Eu égard à l’ensemble des considérations qui précèdent, il convient de répondre à la question posée que l’article 4 de la directive ne s’oppose pas à ce qu’une juridiction nationale déclare d’office la nullité d’un contrat relevant du champ d’application de cette directive au motif que le consommateur n’a pas été informé de son droit de résiliation, alors même que cette nullité n’a à aucun moment été invoquée par le consommateur devant les juridictions nationales compétentes.

Sur les dépens

37

La procédure revêtant, à l’égard des parties au principal, le caractère d’un incident soulevé devant la juridiction de renvoi, il appartient à celle-ci de statuer sur les dépens.

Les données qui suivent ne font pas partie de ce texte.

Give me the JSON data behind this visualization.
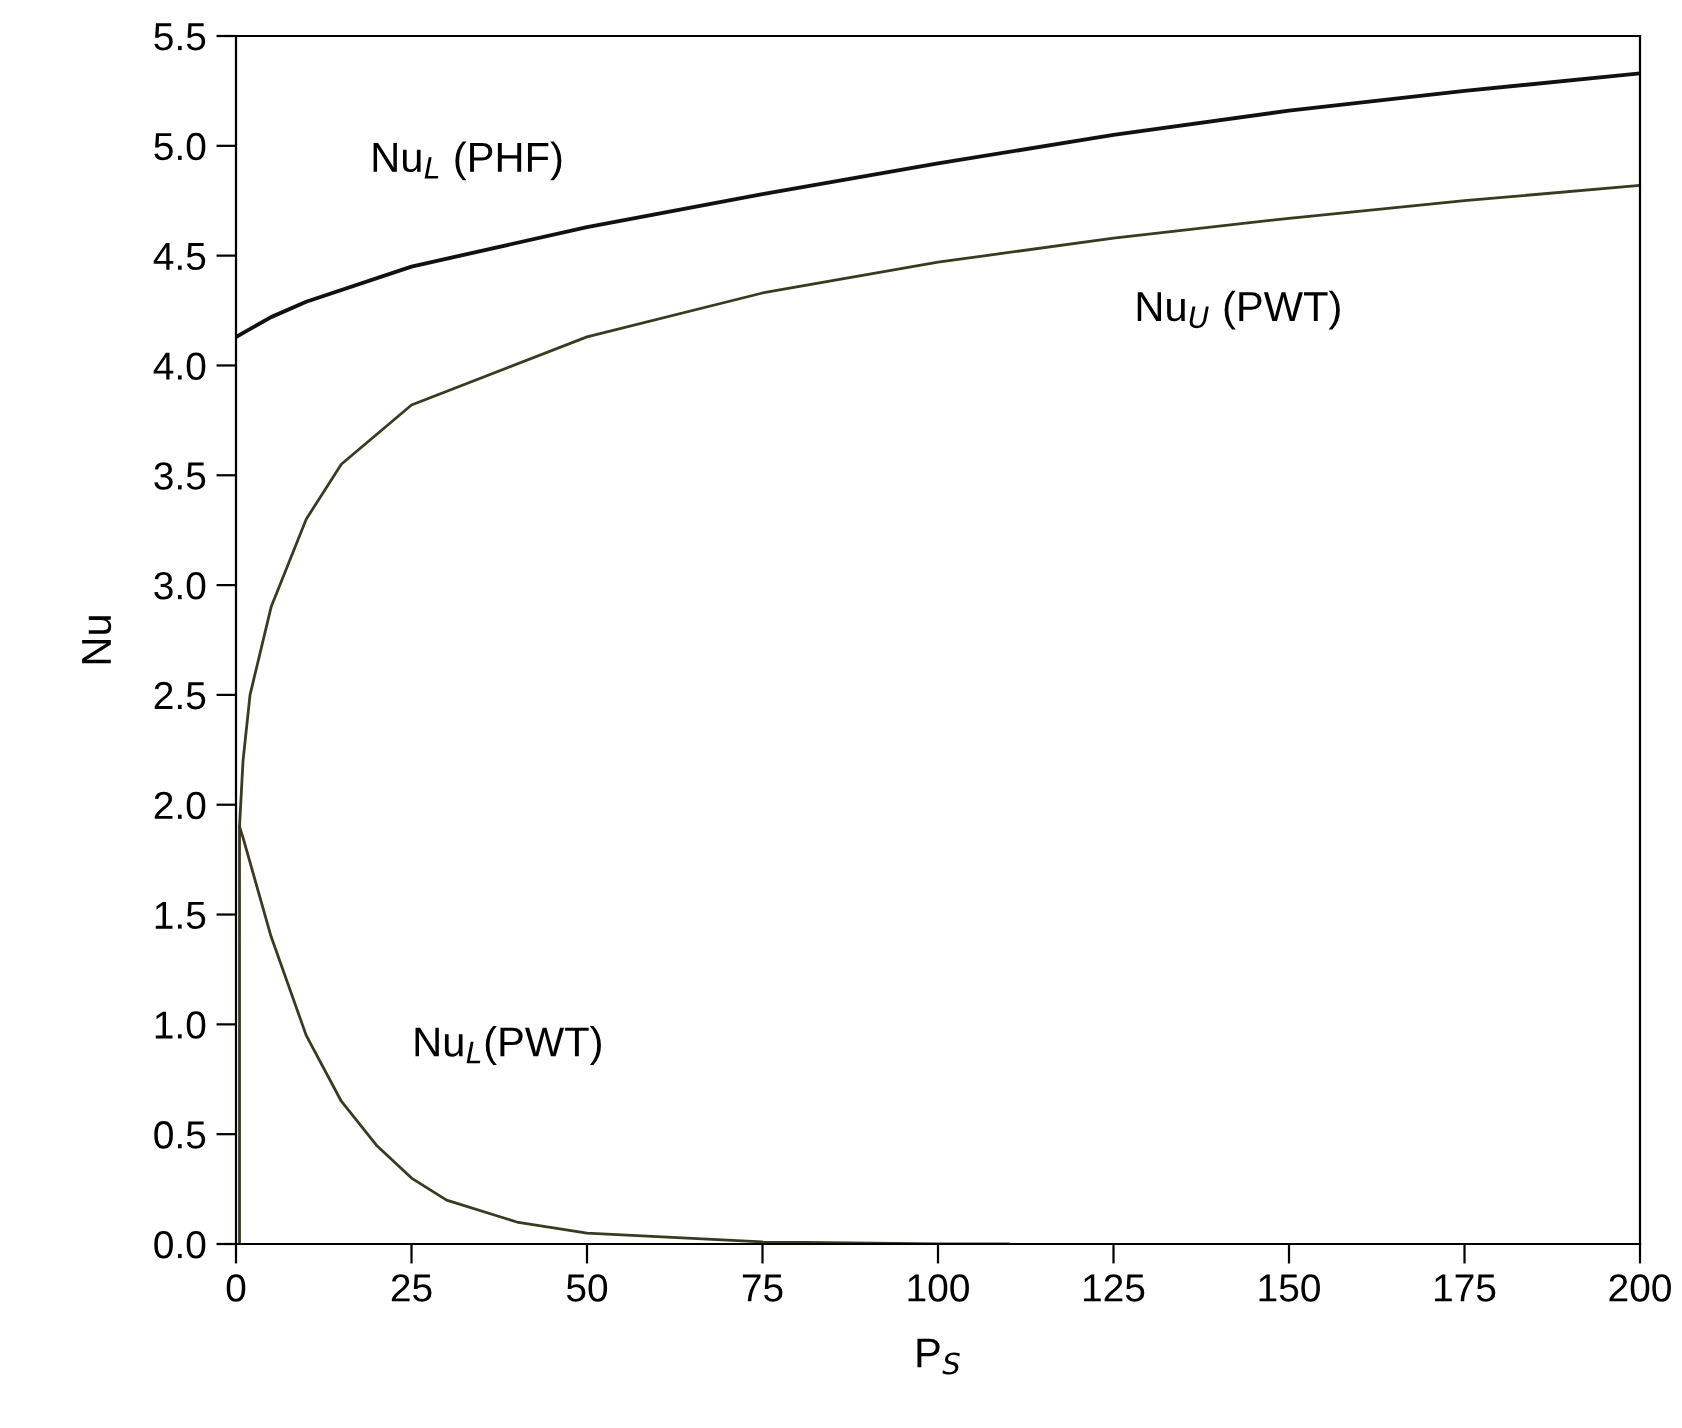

Les frais exposés pour soumettre des observations à la Cour, autres que ceux desdites parties, ne peuvent faire l’objet d’un remboursement.

 

Par ces motifs, la Cour (première chambre) dit pour droit:

 

L’article 4 de la directive 85/577/CEE du Conseil, du 20 décembre 1985, concernant la protection des consommateurs dans le cas de contrats négociés en dehors des établissements commerciaux, ne s’oppose pas à ce qu’une juridiction nationale déclare d’office la nullité d’un contrat relevant du champ d’application de cette directive au motif que le consommateur n’a pas été informé de son droit de résiliation, alors même que cette nullité n’a à aucun moment été invoquée par le consommateur devant les juridictions nationales compétentes.

 

Signatures


( *1 ) Langue de procédure: l’espagnol.